I responded to my FB friend’s thoughtless fears (he often opines that the Democratic Party has ruined his favorite country beyond all repair), by calmly telling him that I had over 25 years teaching experience in four separate school districts as an English teacher and that his apprehensions are unwarranted. I was the head of the English department at Laurel Oaks for many years and I knew every book in our library, was responsible for the purchase of many of them and we were careful what we put on our shelves. I found it amusing that the last five years I taught I was allowed to do a unit on the American classic “Catcher in the Rye.” When I did a book report on “Catcher” when I was a senior at Hillsboro High School, Mrs. Murphy, who liked me up until my report, labelled me “degenerate” and challenged me to stand and read my report to the class. Which I was thrilled to do.

Now to the subject of this essay: When I was in fourth grade I was in the back of the kid’s section of the Highland County Library, behind a floor to ceiling bookcase, sitting on the heating register — it was a cold day in January — reading a copy of Kipling’s “Jungle Book.” I was so happy, so engrossed, that I failed to notice someone had turned out the lights. I was on the register in a window nook. The library had closed and unknown to me, I was locked in.

Instead of panicking, I was ecstatic. I had already read most of the books in the kid’s section and being a fourth grader was barred from reading books in the adult section. Of course, I couldn’t understand that. So, seeing my opportunity, I made haste to the adult books. The library, at that time, was in the Scott Building.

I stood in that room with the forbidden books all around me. I could see the works of Ernest Hemingway. I had already read one of his short stories and I wanted more. In my mom’s Reader’s Digest, I read an excerpt from Steinbeck’s “Travels with Charley.” And there was the book, right next to “The Grapes of Wrath.” I already had a huge book with all the Sherlock Holmes novels and stories by Doyle, but I noticed another volume with his name on it – “The Lost World”. What? What! I walked along the bookshelves, my fingertips touching the endless supply of fiction before me. How could I ever read all this? But I was determined to try. I had hit the jackpot. I had hit the mother lode. I was surrounded by gold. I was rich. Rich!

I could tell by the gathering darkness that I was maybe in trouble. I had surely missed dinner and my mom was probably convinced I had been murdered, so I went back to the front desk and called my dad. After, I went to the magazine room and sat in one of the chairs.
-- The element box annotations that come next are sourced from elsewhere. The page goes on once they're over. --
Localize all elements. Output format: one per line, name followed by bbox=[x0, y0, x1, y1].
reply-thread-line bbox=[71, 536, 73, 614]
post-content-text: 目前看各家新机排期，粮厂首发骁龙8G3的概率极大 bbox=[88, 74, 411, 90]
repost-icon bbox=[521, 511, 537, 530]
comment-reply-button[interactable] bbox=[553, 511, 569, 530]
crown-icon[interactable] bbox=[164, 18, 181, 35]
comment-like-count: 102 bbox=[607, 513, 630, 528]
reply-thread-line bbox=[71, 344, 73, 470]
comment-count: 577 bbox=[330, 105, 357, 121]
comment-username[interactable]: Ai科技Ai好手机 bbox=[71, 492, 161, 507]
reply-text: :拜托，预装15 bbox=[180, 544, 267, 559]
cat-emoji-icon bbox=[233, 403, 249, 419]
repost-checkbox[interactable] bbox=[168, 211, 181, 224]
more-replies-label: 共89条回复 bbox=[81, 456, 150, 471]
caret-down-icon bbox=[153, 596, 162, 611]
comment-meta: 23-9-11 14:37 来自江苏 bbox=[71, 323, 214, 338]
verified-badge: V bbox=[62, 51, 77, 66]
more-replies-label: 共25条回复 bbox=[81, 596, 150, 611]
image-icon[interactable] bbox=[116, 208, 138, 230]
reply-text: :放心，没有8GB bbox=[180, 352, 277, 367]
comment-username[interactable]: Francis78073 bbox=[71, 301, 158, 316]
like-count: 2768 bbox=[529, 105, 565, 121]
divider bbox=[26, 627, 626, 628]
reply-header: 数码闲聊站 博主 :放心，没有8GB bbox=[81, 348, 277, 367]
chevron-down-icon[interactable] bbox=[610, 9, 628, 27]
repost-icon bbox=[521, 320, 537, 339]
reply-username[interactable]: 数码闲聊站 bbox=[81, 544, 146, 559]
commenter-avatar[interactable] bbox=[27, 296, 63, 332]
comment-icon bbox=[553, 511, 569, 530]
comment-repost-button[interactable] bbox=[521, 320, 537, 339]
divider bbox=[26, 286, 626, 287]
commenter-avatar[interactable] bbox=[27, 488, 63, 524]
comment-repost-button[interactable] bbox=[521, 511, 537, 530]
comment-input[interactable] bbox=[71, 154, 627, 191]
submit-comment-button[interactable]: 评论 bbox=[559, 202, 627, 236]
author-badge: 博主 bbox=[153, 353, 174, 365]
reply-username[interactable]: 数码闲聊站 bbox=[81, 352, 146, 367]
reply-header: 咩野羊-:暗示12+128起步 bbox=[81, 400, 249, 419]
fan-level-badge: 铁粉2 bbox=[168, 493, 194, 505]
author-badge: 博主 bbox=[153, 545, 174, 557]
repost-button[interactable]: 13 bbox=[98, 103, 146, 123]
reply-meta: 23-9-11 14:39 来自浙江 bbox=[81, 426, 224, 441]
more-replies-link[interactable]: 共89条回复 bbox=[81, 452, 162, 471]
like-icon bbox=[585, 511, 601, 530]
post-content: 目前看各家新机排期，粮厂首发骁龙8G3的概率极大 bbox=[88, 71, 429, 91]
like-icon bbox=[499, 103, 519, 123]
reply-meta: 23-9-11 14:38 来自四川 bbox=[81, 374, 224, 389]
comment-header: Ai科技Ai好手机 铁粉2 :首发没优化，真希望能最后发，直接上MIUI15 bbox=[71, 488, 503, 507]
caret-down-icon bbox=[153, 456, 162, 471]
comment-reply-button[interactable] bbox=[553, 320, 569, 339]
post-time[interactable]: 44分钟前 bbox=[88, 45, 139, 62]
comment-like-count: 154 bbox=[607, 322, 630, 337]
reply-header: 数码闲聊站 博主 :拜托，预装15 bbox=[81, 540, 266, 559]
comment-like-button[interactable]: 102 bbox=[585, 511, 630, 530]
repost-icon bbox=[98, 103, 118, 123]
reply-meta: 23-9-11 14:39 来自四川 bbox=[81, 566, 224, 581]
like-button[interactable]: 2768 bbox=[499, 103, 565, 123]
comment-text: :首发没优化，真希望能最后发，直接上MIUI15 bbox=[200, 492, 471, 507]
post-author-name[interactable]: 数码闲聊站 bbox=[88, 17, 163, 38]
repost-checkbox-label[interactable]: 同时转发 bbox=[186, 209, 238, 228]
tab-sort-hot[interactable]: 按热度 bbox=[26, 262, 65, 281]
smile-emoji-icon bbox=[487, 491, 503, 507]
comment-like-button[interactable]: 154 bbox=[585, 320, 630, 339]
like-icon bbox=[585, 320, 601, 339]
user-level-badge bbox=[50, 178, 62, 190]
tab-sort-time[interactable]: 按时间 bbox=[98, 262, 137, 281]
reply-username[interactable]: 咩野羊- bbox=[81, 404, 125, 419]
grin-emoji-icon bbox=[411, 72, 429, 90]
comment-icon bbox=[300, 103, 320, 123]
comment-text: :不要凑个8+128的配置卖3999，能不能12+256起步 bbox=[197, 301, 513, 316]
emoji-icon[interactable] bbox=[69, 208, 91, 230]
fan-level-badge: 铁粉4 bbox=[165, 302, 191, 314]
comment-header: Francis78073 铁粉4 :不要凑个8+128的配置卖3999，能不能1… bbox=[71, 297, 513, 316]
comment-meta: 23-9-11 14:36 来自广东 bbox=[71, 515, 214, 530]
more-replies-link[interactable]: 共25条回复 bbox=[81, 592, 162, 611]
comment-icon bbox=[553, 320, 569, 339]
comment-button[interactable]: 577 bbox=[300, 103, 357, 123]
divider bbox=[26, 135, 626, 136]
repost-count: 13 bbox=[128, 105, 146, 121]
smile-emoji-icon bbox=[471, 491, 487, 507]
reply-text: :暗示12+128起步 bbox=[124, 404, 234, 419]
I was sorely tempted to go back to the forbidden room. I didn’t get it. What was in there that older and wiser people didn’t want me to learn? I knew there was a book called, “Peyton Place” and it was not for kids. I had seen the preview of the movie at the Colony Theatre. Lots of grabbing and kissing and crying and very serious music. Nothing about that movie interested me except for the fact that there was no way I’d ever get to see it. (Frankly, I still haven’t seen that silly movie.) OK. I didn’t want to read that book. The book I really wanted was “White Fang” by Jack London. I had seen “The Call of the Wild” on TV and couldn’t figure why London’s work wasn’t in the kid’s section.

My dad finally arrived, along with a man with keys, and I was sprung from the library. The next day I went in and told my beloved head librarian what I had done while locked in and she seemed to know all about it and, I guess, assumed I would use that time to check out the adult books. So we made an agreement. I could go to that room if she was there to go with me. She would approve of the books I selected. She would guide me. The library would make an “exception” in my case. I felt special.

The first book I checked out was “White Fang.” Soon after, I wrote my first piece of fiction, a blatant knock-off of White Fang. I asked my teacher and my librarian and others to read it and they seemed to like it. I knew then what I wanted to do with the rest of my life. I had no role model, I knew no one who wrote fiction, but I knew I couldn’t stop. Sixty-five years later. And I can’t stop.

Garry Boone is a Hillsboro resident.